Piggybacking is a form of cyber attack where a hacker(s) gain access to an unauthorized network, computing resource, or even a physical building.  They do this by leveraging an insecure (open) network (Wi-Fi), an “unlocked” user device, or through the kindness of a helpful but ill-informed employee who opens a door for an attack approaching the building laden with an absurdly heavy or awkward looking object.

Hacker can gain logical access through an authorized user who is already logged into a session on a device who then walks away from the system; leaving it open for the “attacker” to slip in and steal information. A real world example of this is the process of a person approaching a building with card-restricted access with their arms full, but an access ID card at their side. This attacker will wait to follow a employee of the building and will show their badge access card (a fake) to the employee and implore them to hold the door.
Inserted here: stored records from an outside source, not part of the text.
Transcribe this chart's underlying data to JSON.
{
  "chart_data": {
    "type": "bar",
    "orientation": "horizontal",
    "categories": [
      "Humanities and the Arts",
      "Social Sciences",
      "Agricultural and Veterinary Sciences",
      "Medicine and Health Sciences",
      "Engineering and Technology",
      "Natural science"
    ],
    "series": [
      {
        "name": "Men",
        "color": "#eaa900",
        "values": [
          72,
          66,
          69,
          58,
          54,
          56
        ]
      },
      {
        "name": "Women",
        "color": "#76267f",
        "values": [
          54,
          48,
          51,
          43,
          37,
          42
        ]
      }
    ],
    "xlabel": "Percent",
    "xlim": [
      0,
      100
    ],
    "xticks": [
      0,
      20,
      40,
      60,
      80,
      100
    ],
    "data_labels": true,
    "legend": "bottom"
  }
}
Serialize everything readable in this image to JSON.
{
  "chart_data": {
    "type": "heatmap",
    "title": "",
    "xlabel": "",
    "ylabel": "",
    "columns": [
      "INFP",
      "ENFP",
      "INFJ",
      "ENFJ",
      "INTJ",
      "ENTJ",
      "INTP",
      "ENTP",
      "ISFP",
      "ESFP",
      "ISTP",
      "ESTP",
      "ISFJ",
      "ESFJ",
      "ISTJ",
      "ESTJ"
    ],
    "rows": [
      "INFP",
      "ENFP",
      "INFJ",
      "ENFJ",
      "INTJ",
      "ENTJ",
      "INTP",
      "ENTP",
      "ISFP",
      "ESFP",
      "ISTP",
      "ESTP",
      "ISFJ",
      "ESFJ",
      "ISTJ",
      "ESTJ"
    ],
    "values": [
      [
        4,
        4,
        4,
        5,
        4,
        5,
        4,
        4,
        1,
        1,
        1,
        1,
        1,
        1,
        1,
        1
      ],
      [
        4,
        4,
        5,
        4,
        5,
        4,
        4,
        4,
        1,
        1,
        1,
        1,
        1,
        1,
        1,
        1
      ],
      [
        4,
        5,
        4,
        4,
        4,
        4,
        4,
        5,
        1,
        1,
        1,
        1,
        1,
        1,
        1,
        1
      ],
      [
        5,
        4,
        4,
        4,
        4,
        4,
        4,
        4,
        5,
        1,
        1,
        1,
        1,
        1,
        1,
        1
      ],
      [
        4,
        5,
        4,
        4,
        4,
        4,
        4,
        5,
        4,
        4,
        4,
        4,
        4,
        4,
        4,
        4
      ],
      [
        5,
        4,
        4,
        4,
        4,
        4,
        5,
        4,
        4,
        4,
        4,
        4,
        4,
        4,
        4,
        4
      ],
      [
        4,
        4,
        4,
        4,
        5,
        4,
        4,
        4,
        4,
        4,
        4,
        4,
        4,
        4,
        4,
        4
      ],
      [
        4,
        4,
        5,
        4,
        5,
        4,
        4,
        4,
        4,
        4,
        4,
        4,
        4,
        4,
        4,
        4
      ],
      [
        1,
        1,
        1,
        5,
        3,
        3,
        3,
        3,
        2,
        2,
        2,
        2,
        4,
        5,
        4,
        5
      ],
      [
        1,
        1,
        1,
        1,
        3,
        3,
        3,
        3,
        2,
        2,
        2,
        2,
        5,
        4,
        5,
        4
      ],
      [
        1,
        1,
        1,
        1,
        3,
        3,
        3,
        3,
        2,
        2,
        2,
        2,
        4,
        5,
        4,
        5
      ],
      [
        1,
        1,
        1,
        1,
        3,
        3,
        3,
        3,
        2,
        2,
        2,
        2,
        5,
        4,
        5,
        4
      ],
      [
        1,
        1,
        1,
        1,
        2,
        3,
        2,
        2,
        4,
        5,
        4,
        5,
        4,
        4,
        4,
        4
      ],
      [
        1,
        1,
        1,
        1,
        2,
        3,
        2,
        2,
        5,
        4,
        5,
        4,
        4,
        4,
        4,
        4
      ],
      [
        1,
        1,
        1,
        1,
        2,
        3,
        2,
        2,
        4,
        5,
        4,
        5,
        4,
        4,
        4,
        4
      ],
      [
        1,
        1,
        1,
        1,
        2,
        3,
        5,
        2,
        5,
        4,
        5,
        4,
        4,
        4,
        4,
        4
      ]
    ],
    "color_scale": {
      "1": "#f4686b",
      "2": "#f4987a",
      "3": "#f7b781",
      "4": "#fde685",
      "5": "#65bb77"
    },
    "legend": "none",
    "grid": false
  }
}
In relation to networks, unsecured (open) wireless networks can be piggybacked, where an unauthorized party (hacker) uses the connection to access the Internet. The usual purpose of piggybacking is simply to gain free network access or to gain illegal physical access to a specific location.

Source: TechTarget, Wikipedia – Piggybacking (or Tail-gating)

Related Terms: Guest Wi-Fi Network

What does this mean for an SMB?

Piggybacking is something that can be easily fixed by following proper cybersecurity best practices. In relation to the networks, set up proper security by installing segmented wireless networks and requiring 14+ character unique passwords to access said network.  For physical security protection, it is important to have a training program that teaches employees how to be helpful instead of letting them guess or follow their own inclinations.  For example, security-focused employees would ask a hacker carrying a large load, who are you hear to see and can I walk you to your destination?
Another strong protection to reduce the chance of misuse of an unlocked device is to have the device lock up after a specific amount of time idle (15 minutes).